How To Avoid Damaging Your Heat Exchangers

Just as the lungs and the heart of the human body keep the whole system together, the cooling towers and the heat exchangers are the ones making your cooling system work properly.

Cooling systems that rely on towers to dissipate heat, accomplish this by drawing huge volumes of air into the cooling tower as the water goes through the fill material on its way back to the basin. Because of the natural evaporative process, the heat is released from the water before the later reaches the basin. The water is afterwards re-circulated through the chiller and heat exchangers and back again.

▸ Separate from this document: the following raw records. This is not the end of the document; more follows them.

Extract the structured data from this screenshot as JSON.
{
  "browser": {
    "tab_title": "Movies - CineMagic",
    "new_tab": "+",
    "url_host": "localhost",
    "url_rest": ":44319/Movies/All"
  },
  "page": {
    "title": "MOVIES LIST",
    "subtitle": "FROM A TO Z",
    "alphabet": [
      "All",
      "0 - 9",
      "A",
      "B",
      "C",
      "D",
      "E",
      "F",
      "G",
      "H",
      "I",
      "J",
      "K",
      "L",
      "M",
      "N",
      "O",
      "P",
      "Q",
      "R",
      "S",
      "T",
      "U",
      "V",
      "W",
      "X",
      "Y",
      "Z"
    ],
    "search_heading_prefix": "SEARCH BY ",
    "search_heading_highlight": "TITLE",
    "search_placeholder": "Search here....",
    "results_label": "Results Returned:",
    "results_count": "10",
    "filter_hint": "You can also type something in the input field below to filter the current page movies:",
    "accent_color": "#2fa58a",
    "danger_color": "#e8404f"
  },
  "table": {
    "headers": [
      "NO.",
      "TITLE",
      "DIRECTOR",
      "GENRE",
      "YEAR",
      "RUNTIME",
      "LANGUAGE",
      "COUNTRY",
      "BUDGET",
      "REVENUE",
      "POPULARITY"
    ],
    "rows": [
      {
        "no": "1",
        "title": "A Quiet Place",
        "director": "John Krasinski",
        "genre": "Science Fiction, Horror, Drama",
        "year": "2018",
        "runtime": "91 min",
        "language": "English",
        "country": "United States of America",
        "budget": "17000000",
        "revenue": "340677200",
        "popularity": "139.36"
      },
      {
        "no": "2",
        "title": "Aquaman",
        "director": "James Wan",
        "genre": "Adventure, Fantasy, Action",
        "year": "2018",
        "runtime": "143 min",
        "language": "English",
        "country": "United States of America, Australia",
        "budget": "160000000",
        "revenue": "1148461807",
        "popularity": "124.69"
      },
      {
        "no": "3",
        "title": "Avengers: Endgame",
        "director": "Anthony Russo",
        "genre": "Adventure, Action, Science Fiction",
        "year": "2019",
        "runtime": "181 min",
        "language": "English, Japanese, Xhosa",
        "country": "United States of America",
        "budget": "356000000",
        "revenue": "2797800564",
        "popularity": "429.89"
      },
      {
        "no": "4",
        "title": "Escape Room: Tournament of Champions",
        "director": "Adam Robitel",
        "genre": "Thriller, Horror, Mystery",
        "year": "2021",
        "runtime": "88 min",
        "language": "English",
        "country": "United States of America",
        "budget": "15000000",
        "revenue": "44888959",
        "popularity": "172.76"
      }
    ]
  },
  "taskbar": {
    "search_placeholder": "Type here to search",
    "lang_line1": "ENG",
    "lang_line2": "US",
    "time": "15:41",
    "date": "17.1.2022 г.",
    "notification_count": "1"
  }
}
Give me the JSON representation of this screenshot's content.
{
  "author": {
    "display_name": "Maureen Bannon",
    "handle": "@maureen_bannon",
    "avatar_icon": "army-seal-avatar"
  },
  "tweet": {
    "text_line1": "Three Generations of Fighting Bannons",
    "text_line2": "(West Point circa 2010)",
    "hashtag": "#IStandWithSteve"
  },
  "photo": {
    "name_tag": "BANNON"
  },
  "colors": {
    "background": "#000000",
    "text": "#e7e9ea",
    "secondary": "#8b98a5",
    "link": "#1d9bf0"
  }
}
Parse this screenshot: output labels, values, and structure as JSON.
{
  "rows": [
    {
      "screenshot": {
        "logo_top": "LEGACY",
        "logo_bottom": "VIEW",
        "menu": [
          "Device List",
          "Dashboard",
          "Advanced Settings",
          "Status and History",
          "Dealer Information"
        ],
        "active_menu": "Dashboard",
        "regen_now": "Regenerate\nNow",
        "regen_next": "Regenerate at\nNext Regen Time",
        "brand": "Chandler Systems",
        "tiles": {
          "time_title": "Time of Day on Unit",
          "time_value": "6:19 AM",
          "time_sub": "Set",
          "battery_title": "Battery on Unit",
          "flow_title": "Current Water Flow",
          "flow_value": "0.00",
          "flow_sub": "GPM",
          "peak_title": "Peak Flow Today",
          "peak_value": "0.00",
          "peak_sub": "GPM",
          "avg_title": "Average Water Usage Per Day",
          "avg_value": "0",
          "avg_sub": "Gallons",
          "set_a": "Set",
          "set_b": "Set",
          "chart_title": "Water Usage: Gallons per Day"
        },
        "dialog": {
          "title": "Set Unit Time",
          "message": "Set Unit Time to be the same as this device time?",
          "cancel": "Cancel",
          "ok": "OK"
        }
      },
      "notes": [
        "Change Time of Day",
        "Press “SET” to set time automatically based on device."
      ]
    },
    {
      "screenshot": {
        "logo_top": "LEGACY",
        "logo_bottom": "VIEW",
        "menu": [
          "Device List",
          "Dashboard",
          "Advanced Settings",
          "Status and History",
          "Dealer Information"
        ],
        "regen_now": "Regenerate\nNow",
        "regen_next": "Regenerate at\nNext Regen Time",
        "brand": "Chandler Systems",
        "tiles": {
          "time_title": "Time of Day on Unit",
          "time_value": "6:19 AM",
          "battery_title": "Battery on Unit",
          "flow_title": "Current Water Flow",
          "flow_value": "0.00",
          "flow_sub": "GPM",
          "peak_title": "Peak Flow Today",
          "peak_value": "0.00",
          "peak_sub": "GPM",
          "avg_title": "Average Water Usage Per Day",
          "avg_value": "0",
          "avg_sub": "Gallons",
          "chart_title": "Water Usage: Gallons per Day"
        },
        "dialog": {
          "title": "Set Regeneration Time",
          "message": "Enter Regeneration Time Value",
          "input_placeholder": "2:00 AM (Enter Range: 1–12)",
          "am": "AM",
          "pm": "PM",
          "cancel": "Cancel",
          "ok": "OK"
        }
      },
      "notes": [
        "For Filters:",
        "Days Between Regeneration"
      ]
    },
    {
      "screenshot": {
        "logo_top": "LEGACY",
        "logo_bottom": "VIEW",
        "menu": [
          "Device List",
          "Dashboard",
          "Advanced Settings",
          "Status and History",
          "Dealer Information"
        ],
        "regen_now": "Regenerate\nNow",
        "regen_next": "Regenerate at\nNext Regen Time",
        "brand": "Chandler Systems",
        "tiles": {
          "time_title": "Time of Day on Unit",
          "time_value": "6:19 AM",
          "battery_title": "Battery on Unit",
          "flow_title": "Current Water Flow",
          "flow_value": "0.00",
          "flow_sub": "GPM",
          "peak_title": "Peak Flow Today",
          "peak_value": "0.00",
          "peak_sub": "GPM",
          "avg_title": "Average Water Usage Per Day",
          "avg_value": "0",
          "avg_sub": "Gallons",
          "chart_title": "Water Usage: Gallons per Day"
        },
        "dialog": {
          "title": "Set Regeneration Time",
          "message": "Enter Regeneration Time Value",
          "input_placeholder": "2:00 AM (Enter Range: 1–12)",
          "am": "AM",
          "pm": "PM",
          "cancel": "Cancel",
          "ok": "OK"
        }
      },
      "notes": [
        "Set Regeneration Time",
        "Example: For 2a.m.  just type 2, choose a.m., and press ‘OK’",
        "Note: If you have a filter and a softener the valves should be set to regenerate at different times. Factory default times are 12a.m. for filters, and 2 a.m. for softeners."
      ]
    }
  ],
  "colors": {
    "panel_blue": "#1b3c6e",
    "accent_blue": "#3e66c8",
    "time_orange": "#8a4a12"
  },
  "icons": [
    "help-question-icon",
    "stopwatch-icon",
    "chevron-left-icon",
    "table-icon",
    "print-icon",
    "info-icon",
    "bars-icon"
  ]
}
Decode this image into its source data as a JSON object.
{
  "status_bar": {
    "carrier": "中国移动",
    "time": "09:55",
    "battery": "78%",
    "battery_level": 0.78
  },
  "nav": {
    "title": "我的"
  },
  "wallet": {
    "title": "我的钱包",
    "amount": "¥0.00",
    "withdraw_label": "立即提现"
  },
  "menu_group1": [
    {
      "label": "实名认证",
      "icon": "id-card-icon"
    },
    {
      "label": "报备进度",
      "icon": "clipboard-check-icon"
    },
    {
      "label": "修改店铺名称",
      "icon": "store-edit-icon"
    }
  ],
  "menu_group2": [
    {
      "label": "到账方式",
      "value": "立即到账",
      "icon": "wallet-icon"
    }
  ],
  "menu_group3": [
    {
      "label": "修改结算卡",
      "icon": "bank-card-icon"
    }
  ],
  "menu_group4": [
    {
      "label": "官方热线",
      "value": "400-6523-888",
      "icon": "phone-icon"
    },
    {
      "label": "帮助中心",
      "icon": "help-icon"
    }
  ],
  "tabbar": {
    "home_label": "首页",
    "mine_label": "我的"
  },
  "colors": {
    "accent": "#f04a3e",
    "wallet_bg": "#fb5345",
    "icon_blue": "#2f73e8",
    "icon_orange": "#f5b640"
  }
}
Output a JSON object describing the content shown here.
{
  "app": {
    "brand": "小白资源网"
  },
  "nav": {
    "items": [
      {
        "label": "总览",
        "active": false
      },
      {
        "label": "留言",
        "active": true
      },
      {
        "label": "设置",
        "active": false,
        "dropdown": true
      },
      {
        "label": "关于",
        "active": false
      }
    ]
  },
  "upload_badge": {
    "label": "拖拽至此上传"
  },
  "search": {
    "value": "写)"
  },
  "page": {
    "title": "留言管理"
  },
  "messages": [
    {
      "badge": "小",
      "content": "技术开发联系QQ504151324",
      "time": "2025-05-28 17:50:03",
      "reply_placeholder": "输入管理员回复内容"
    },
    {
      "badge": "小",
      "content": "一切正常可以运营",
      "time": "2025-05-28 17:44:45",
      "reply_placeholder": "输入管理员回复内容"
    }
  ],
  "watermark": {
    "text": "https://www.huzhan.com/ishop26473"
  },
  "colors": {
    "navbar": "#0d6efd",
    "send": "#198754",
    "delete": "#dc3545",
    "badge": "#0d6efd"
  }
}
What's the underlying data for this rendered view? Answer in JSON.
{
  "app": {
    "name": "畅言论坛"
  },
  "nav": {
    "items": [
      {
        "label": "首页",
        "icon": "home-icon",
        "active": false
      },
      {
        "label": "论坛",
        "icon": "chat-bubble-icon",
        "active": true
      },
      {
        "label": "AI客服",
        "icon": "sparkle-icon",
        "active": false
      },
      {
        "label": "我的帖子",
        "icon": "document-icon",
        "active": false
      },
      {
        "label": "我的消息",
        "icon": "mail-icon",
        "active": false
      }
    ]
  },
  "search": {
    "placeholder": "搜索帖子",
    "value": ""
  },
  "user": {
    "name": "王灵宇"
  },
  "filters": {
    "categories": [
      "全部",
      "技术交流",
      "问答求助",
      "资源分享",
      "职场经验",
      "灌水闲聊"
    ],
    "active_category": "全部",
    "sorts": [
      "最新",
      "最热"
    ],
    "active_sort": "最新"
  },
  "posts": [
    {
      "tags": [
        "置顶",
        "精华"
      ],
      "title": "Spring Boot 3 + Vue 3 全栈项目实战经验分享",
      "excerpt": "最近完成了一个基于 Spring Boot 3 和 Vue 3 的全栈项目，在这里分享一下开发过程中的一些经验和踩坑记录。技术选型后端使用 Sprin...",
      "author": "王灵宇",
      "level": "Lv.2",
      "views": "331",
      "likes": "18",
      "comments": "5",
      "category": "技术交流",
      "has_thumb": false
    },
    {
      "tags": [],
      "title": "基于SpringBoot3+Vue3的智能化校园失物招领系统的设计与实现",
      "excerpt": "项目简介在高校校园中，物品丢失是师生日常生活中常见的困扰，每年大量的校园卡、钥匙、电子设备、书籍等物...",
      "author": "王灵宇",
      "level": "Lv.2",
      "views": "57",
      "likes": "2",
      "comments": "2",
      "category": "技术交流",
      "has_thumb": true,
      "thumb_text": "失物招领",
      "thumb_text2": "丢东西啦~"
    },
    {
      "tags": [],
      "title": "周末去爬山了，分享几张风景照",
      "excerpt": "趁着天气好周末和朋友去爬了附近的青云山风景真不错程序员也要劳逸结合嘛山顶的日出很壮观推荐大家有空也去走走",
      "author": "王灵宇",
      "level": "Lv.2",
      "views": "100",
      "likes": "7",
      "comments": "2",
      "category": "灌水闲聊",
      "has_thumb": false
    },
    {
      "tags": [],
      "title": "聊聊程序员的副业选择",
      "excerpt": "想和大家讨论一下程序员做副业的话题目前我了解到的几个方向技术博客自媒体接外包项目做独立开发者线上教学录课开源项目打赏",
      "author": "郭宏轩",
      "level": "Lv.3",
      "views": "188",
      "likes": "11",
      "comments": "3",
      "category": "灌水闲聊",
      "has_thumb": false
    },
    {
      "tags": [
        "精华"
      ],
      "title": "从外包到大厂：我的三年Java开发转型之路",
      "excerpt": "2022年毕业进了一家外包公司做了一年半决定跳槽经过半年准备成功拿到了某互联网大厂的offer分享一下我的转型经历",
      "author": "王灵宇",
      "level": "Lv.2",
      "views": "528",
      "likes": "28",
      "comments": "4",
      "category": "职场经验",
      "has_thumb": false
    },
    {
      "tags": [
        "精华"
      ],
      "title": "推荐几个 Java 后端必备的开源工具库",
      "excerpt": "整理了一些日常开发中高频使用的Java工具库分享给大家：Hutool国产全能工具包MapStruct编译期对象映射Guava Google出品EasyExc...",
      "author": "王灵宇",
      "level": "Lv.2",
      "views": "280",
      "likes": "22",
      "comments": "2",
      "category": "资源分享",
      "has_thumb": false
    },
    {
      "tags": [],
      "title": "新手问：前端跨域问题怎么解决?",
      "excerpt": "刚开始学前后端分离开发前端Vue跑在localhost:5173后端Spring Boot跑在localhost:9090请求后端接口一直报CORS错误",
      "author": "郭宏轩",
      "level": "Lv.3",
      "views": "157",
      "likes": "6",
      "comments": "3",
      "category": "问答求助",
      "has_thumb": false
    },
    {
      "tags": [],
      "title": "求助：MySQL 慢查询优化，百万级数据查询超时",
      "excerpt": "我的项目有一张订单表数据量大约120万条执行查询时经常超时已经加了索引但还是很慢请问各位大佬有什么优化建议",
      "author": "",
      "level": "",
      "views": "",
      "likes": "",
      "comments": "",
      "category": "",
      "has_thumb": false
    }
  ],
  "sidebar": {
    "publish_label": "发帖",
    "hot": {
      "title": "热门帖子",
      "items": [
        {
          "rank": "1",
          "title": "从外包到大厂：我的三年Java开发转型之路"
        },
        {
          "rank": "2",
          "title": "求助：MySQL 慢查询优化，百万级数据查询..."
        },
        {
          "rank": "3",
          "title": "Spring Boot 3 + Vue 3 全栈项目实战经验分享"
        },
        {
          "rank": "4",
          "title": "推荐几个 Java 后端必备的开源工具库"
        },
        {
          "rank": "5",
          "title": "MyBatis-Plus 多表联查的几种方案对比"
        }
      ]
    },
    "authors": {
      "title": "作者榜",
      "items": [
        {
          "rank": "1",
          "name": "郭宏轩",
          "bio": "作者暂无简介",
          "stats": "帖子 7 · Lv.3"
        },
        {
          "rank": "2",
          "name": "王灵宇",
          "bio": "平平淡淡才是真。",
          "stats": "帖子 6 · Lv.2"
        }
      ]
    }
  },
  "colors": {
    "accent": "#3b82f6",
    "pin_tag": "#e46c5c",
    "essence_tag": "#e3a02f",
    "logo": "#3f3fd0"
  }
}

The importance of the heat exchanger in this seemingly complicated process is vital that is why those in charge should take care of them as closely as possible. For this reason, the whole system needs to have an effective filtration, to capture all the debris that might happen to be floating nearby. The debris can clog, get circulated and afterwards trapped into the heat exchangers. The worst thing that can happen is have the debris build-up, restrict the water flow and in the end to cause malfunction to the whole system because of overheating.

The funny thing about the whole problem is the fact that the cooling system truly acts like the human body. If you "cure" the heat exchangers only, time and again they will have the same problem. If, on the contrary, you try to cure the real cause of the problem, then you are most likely to have a functional cooling system. And the real cause of the problem relies in the cooling tower. If you stop the debris from getting into the cooling tower, then your heat exchangers are protected.

Of curse, this whole system is as complicated as it sounds, but with careful maintenance it can last for years, providing your equipment the filtration you need.